Aposto que 99,99% dos trabalhadores odeiam isso também, então não tenho muito o que me explicar. Deixo aqui apenas algumas dicas que aprendi na minha pós-graduação, com colegas de trabalho e por experiência própria:


  • Determinem horário de início e término da reunião;

  • Evitem ficar colocando assuntos pessoais e que nada tem a ver com o encontro;

  • Elejam uma pessoa para guiar a reunião, ela fica responsável por controlar o tempo de fala dos participantes e da reunião como um todo.

7 - Reclamo muito (mas faço)


Se tem uma parte EXTREMAMENTE CHATA de trabalhar comigo (principalmente no presencial) é me ouvir reclamando. Eu reclamo demais e de muitas coisas.


No entanto, eu sou a famosa “reclama, mas faz”. Eu faço reclamando, chorando, xingando, mas faço.


Aqui vale um adendo que aprendi, também no meu primeiro emprego. Que é a questão de reclamar para quem tem que reclamar. Acho que já até falei sobre isso em algum outro texto aqui do blog. Mas é simples, se você está com problemas com alguém do trabalho, vale uma conversa. Mas não esqueça:

  • Chame para conversar no particular;

  • Fale de maneira gentil e educada;

  • Esteja preparado para um resposta que talvez não te agrade;

  • Esteja aberto a ouvir caso você seja o motivo da chateação.

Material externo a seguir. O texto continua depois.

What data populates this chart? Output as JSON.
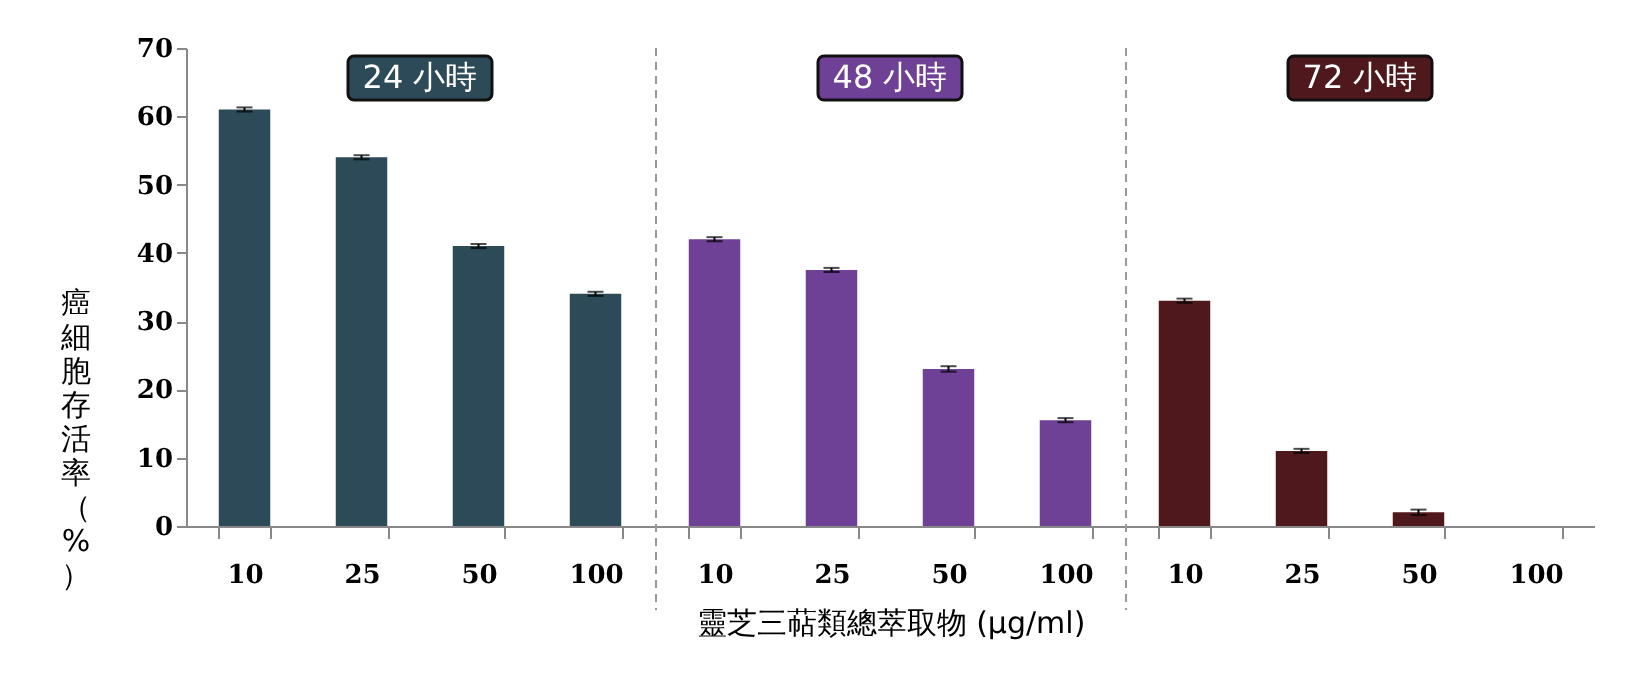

Aqui vale uma foto com a Fernanda, jornalista com quem eu trabalho desde 2016 no jornalismo voluntário da paróquia. Ela é a quem mais aguenta minhas reclamações. Uma santa!

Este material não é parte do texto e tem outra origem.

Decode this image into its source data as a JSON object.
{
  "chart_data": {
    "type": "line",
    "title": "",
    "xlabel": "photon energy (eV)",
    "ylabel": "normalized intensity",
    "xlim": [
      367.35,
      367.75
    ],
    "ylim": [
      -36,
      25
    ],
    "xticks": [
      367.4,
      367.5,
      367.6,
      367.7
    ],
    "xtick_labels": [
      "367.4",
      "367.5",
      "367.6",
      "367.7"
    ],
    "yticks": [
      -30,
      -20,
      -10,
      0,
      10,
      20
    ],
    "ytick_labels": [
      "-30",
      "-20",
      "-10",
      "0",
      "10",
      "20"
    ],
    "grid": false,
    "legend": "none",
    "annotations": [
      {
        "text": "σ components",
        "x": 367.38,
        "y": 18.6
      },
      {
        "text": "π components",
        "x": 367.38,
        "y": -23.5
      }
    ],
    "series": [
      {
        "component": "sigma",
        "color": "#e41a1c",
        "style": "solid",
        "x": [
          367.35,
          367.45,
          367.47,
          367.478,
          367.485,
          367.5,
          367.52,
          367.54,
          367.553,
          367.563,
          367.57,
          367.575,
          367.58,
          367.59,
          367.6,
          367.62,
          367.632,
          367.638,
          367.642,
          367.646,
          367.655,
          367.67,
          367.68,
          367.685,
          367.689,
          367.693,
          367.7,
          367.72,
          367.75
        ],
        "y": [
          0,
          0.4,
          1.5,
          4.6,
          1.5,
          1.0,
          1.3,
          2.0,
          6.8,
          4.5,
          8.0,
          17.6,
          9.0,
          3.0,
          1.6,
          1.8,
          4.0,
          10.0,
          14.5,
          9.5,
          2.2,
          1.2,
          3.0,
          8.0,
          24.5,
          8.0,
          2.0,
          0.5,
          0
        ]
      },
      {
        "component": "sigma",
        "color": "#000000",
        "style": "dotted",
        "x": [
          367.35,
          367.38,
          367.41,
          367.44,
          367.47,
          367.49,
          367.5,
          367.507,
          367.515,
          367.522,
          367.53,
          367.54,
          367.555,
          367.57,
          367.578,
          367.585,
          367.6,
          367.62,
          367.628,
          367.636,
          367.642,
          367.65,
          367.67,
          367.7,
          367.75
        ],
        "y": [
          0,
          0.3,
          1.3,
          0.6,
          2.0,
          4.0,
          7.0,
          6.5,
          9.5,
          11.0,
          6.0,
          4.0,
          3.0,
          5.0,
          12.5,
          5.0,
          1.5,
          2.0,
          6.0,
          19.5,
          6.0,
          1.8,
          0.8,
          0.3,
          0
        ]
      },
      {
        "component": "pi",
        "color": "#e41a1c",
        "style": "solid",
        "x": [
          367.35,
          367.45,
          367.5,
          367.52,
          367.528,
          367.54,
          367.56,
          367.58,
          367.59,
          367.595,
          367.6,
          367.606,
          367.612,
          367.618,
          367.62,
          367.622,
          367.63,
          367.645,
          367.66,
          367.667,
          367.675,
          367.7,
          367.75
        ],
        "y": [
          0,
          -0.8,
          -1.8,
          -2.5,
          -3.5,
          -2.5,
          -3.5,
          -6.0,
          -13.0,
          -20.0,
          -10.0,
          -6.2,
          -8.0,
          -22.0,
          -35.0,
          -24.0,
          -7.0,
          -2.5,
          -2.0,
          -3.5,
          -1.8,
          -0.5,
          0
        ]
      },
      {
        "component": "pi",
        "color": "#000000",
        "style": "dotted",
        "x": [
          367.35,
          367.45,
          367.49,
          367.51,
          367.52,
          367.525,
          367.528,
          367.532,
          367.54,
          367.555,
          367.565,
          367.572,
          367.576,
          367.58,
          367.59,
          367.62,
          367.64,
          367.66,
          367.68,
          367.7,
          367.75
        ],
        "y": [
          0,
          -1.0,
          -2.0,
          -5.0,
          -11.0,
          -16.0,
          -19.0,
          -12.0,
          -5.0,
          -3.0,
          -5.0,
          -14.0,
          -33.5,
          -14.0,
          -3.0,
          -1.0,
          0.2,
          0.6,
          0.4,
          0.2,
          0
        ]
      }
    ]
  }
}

8 - Sou engajada o quanto acho que devo


Essa é uma característica que adquiri após trabalhar em duas agências. Muitos encaram como prejudicial para o mercado de trabalho, mas muitos me entendem e fazem o mesmo.

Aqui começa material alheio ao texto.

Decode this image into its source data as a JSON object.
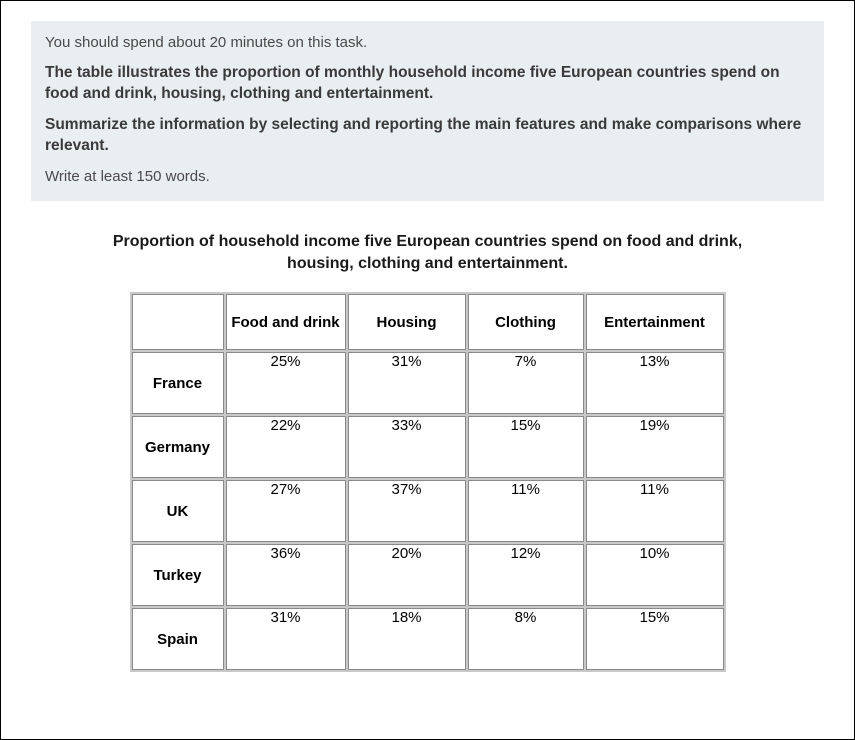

É muito comum nas empresas o papo de “somos uma família”, “é preciso vestir a camisa”, “sonha esse sonho comigo”. E com o tempo eu fui desencanando um pouco de tudo isso.


Como eu já citei anteriormente, vou sempre fazer meu trabalho com toda dedicação e profissionalismo no meu horário de expediente. Mas quando o assunto é levar a empresa pra casa (e pro coração) eu já fico um pouco receosa.


Sempre fiz muita amizade com meus colegas de trabalho, a maioria são pessoas que levo para a vida! No entanto, quando o assunto é chefia e a empresa, eu tento me impor alguns limites.


Hoje em dia tenho mais o pensamento de que chefe é seu chefe, não seu amigo. E seu trabalho é seu trabalho, e você pode perder a qualquer momento.


9 - Tenho ranço de áudio do WhatsApp


Acho que de extrema crueldade quando me brifam e/ou me passam uma revisão inteira por áudio. Prefiro que me envie por e-mail, por mensagens escritas, se for o caso até uma ligação ou chamada de vídeo.


Com áudio a pessoa que precisa escutar perde muito tempo decupando o que foi dito. Além disso, não tem como localizar o áudio através da busca de palavras-chave no WhatsApp, isso faz com que muita informação importante se perca.